Vorwurf der Passivität

Luzerner Stadtrat verteidigt seine Haltung im VBL-Streit

Hat der Stadtrat im Subventionsgelderstreit um die VBL richtig gehandelt? (Bild: ida)

Für seine passive Haltung in der VBL-Subventionsaffäre ist der Luzerner Stadtrat zunehmend in Kritik geraten. Im Parlament widersprach Finanzdirektorin Franziska Bitzi dieser Darstellung und warnte vor einer Vorverurteilung der VBL-Führungsriege.

Ist der Stadtrat damit einverstanden, dass die VBL, deren Eignerin die Stadt ist, vor Gericht gezogen wird?

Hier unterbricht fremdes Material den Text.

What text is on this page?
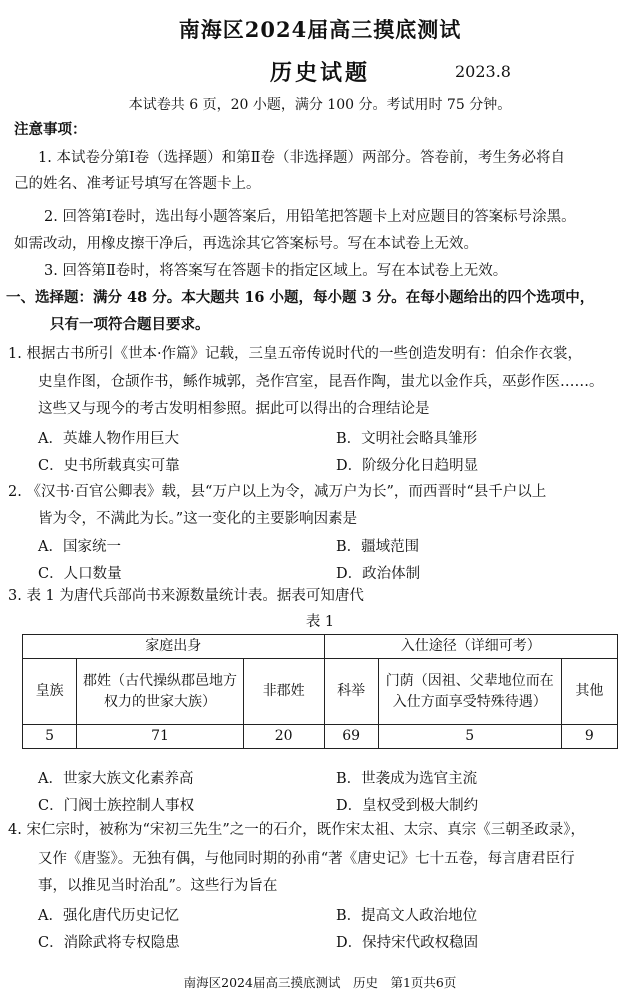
南海区2024届高三摸底测试
历史试题	2023.8
本试卷共 6 页，20 小题，满分 100 分。考试用时 75 分钟。
注意事项：
1. 本试卷分第Ⅰ卷（选择题）和第Ⅱ卷（非选择题）两部分。答卷前，考生务必将自
己的姓名、准考证号填写在答题卡上。
2. 回答第Ⅰ卷时，选出每小题答案后，用铅笔把答题卡上对应题目的答案标号涂黑。
如需改动，用橡皮擦干净后，再选涂其它答案标号。写在本试卷上无效。
3. 回答第Ⅱ卷时，将答案写在答题卡的指定区域上。写在本试卷上无效。
一、选择题：满分 48 分。本大题共 16 小题，每小题 3 分。在每小题给出的四个选项中，
只有一项符合题目要求。
1. 根据古书所引《世本·作篇》记载，三皇五帝传说时代的一些创造发明有：伯余作衣裳，
史皇作图，仓颉作书，鲧作城郭，尧作宫室，昆吾作陶，蚩尤以金作兵，巫彭作医……。
这些又与现今的考古发明相参照。据此可以得出的合理结论是
A．英雄人物作用巨大	B．文明社会略具雏形
C．史书所载真实可靠	D．阶级分化日趋明显
2. 《汉书·百官公卿表》载，县“万户以上为令，减万户为长”，而西晋时“县千户以上
皆为令，不满此为长。”这一变化的主要影响因素是
A．国家统一	B．疆域范围
C．人口数量	D．政治体制
3. 表 1 为唐代兵部尚书来源数量统计表。据表可知唐代
表 1
家庭出身			入仕途径（详细可考）		
皇族	郡姓（古代操纵郡邑地方权力的世家大族）	非郡姓	科举	门荫（因祖、父辈地位而在入仕方面享受特殊待遇）	其他
5	71	20	69	5	9
A．世家大族文化素养高	B．世袭成为选官主流
C．门阀士族控制人事权	D．皇权受到极大制约
4. 宋仁宗时，被称为“宋初三先生”之一的石介，既作宋太祖、太宗、真宗《三朝圣政录》，
又作《唐鉴》。无独有偶，与他同时期的孙甫“著《唐史记》七十五卷，每言唐君臣行
事，以推见当时治乱”。这些行为旨在
A．强化唐代历史记忆	B．提高文人政治地位
C．消除武将专权隐患	D．保持宋代政权稳固
南海区2024届高三摸底测试　历史　第1页共6页
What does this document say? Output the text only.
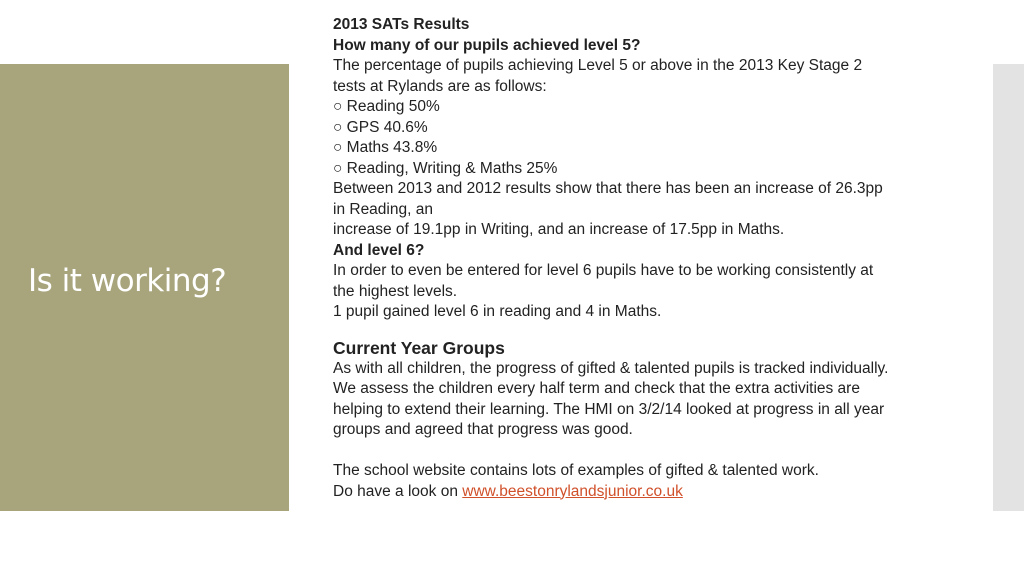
Is it working?

2013 SATs Results

How many of our pupils achieved level 5?

The percentage of pupils achieving Level 5 or above in the 2013 Key Stage 2 tests at Rylands are as follows:

○ Reading 50%

○ GPS 40.6%

○ Maths 43.8%

○ Reading, Writing & Maths 25%

Between 2013 and 2012 results show that there has been an increase of 26.3pp in Reading, an

increase of 19.1pp in Writing, and an increase of 17.5pp in Maths.

And level 6?

In order to even be entered for level 6 pupils have to be working consistently at the highest levels.

1 pupil gained level 6 in reading and 4 in Maths.

Current Year Groups

As with all children, the progress of gifted & talented pupils is tracked individually. We assess the children every half term and check that the extra activities are helping to extend their learning. The HMI on 3/2/14 looked at progress in all year groups and agreed that progress was good.

The school website contains lots of examples of gifted & talented work.

Do have a look on www.beestonrylandsjunior.co.uk
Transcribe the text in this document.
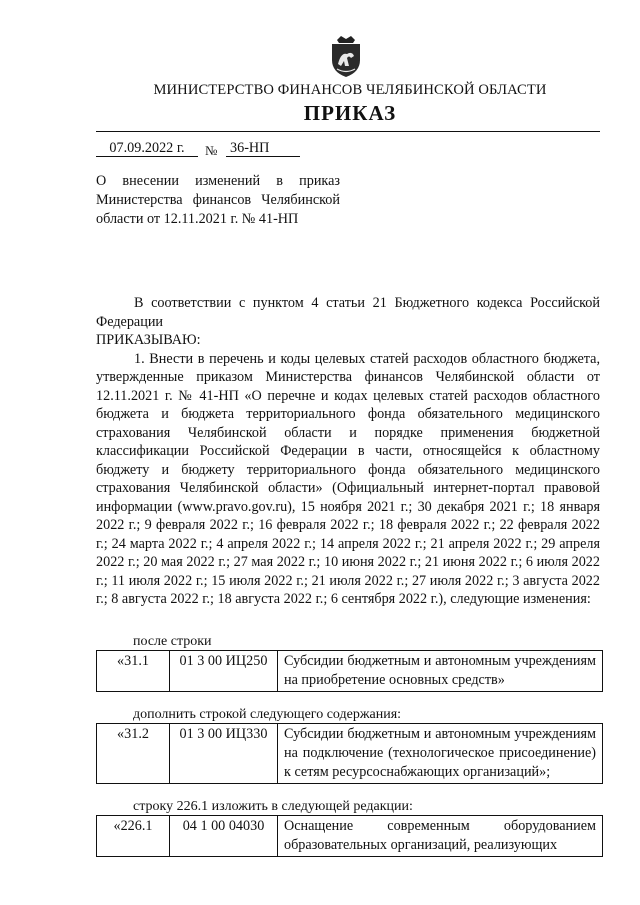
МИНИСТЕРСТВО ФИНАНСОВ ЧЕЛЯБИНСКОЙ ОБЛАСТИ
ПРИКАЗ
07.09.2022 г.	№ 36-НП
О внесении изменений в приказ Министерства финансов Челябинской области от 12.11.2021 г. № 41-НП
В соответствии с пунктом 4 статьи 21 Бюджетного кодекса Российской Федерации
ПРИКАЗЫВАЮ:
1. Внести в перечень и коды целевых статей расходов областного бюджета, утвержденные приказом Министерства финансов Челябинской области от 12.11.2021 г. № 41-НП «О перечне и кодах целевых статей расходов областного бюджета и бюджета территориального фонда обязательного медицинского страхования Челябинской области и порядке применения бюджетной классификации Российской Федерации в части, относящейся к областному бюджету и бюджету территориального фонда обязательного медицинского страхования Челябинской области» (Официальный интернет-портал правовой информации (www.pravo.gov.ru), 15 ноября 2021 г.; 30 декабря 2021 г.; 18 января 2022 г.; 9 февраля 2022 г.; 16 февраля 2022 г.; 18 февраля 2022 г.; 22 февраля 2022 г.; 24 марта 2022 г.; 4 апреля 2022 г.; 14 апреля 2022 г.; 21 апреля 2022 г.; 29 апреля 2022 г.; 20 мая 2022 г.; 27 мая 2022 г.; 10 июня 2022 г.; 21 июня 2022 г.; 6 июля 2022 г.; 11 июля 2022 г.; 15 июля 2022 г.; 21 июля 2022 г.; 27 июля 2022 г.; 3 августа 2022 г.; 8 августа 2022 г.; 18 августа 2022 г.; 6 сентября 2022 г.), следующие изменения:
после строки
«31.1	01 3 00 ИЦ250	Субсидии бюджетным и автономным учреждениям на приобретение основных средств»
дополнить строкой следующего содержания:
«31.2	01 3 00 ИЦ330	Субсидии бюджетным и автономным учреждениям на подключение (технологическое присоединение) к сетям ресурсоснабжающих организаций»;
строку 226.1 изложить в следующей редакции:
«226.1	04 1 00 04030	Оснащение современным оборудованием образовательных организаций, реализующих
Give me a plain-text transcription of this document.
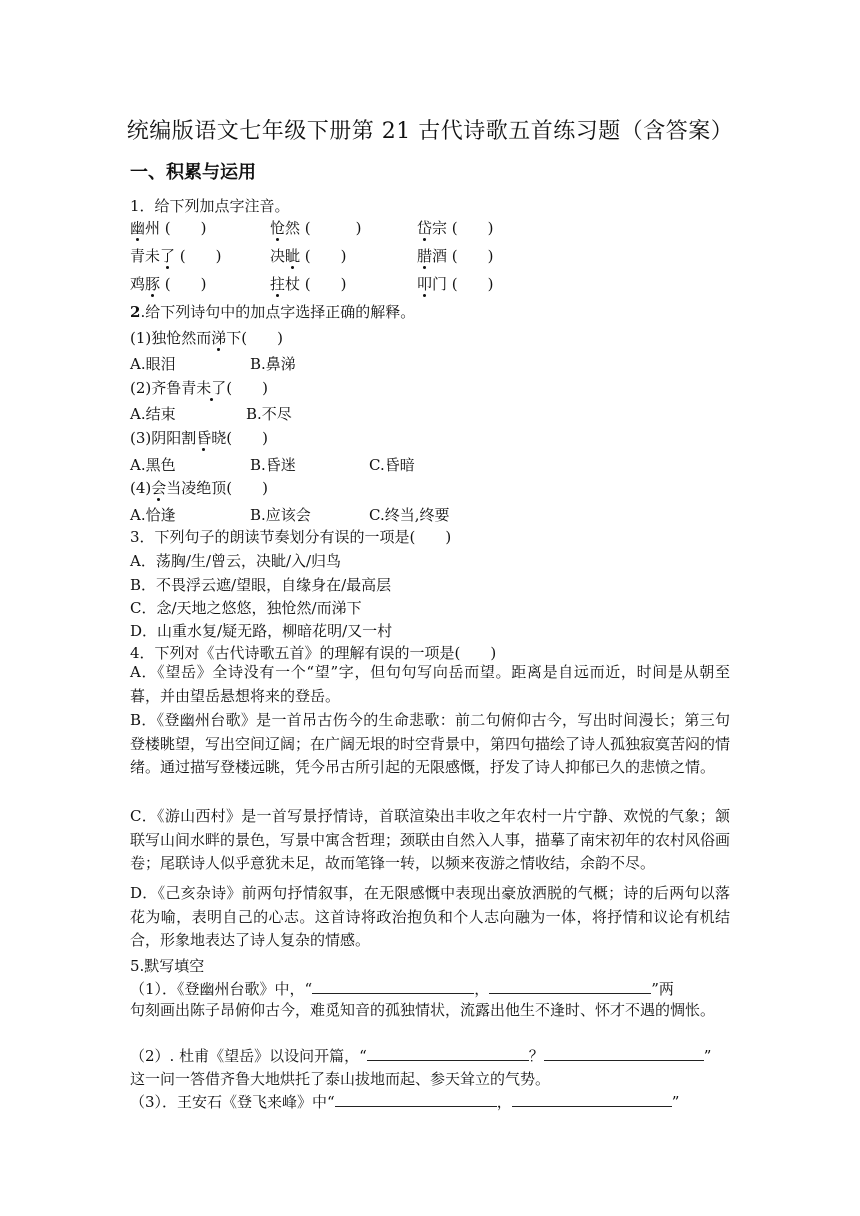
统编版语文七年级下册第 21 古代诗歌五首练习题（含答案）
一、积累与运用
1．给下列加点字注音。
幽州 (　　)	怆然 (　　　)	岱宗 (　　)
青未了 (　　)	决眦 (　　)	腊酒 (　　)
鸡豚 (　　)	拄杖 (　　)	叩门 (　　)
2.给下列诗句中的加点字选择正确的解释。
(1)独怆然而涕下(　　)
A.眼泪	B.鼻涕
(2)齐鲁青未了(　　)
A.结束	B.不尽
(3)阴阳割昏晓(　　)
A.黑色	B.昏迷	C.昏暗
(4)会当凌绝顶(　　)
A.恰逢	B.应该会	C.终当,终要
3．下列句子的朗读节奏划分有误的一项是(　　)
A．荡胸/生/曾云，决眦/入/归鸟
B．不畏浮云遮/望眼，自缘身在/最高层
C．念/天地之悠悠，独怆然/而涕下
D．山重水复/疑无路，柳暗花明/又一村
4．下列对《古代诗歌五首》的理解有误的一项是(　　)
A．《望岳》全诗没有一个“望”字，但句句写向岳而望。距离是自远而近，时间是从朝至暮，并由望岳悬想将来的登岳。
B．《登幽州台歌》是一首吊古伤今的生命悲歌：前二句俯仰古今，写出时间漫长；第三句登楼眺望，写出空间辽阔；在广阔无垠的时空背景中，第四句描绘了诗人孤独寂寞苦闷的情绪。通过描写登楼远眺，凭今吊古所引起的无限感慨，抒发了诗人抑郁已久的悲愤之情。
C．《游山西村》是一首写景抒情诗，首联渲染出丰收之年农村一片宁静、欢悦的气象；颔联写山间水畔的景色，写景中寓含哲理；颈联由自然入人事，描摹了南宋初年的农村风俗画卷；尾联诗人似乎意犹未足，故而笔锋一转，以频来夜游之情收结，余韵不尽。
D．《己亥杂诗》前两句抒情叙事，在无限感慨中表现出豪放洒脱的气概；诗的后两句以落花为喻，表明自己的心志。这首诗将政治抱负和个人志向融为一体，将抒情和议论有机结合，形象地表达了诗人复杂的情感。
5.默写填空
（1）．《登幽州台歌》中，“	，	”两
句刻画出陈子昂俯仰古今，难觅知音的孤独情状，流露出他生不逢时、怀才不遇的惆怅。
（2）. 杜甫《望岳》以设问开篇，“	？	”
这一问一答借齐鲁大地烘托了泰山拔地而起、参天耸立的气势。
（3）．王安石《登飞来峰》中“	，	”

Genau das steht in Aussicht, nachdem die VBL-Führung einen Vergleichsvorschlag von Bund und Verkehrsverbund (VVL) ablehnte. Diese beiden verkündeten, dass sie nun über 21 Millionen Franken von den VBL über den Rechtsweg zurückfordern werden (zentralplus berichtete).

Mittels dringlicher Interpellation wollten Lena Hafen und Nico van der Heiden (beide SP) unter anderem wissen, ob der Stadtrat mit dieser Entwicklung der Dinge – und damit auch mit einem potenziell langen und kostspieligen Rechtsverfahren – einverstanden ist. In seiner schriftlichen Beantwortung wiederholte der Stadtrat lediglich, dass er einer gerichtlichen Klärung «offen» gegenüberstehe und keinen direkten finanziellen Schaden für die Stadt befürchte (zentralplus berichtete).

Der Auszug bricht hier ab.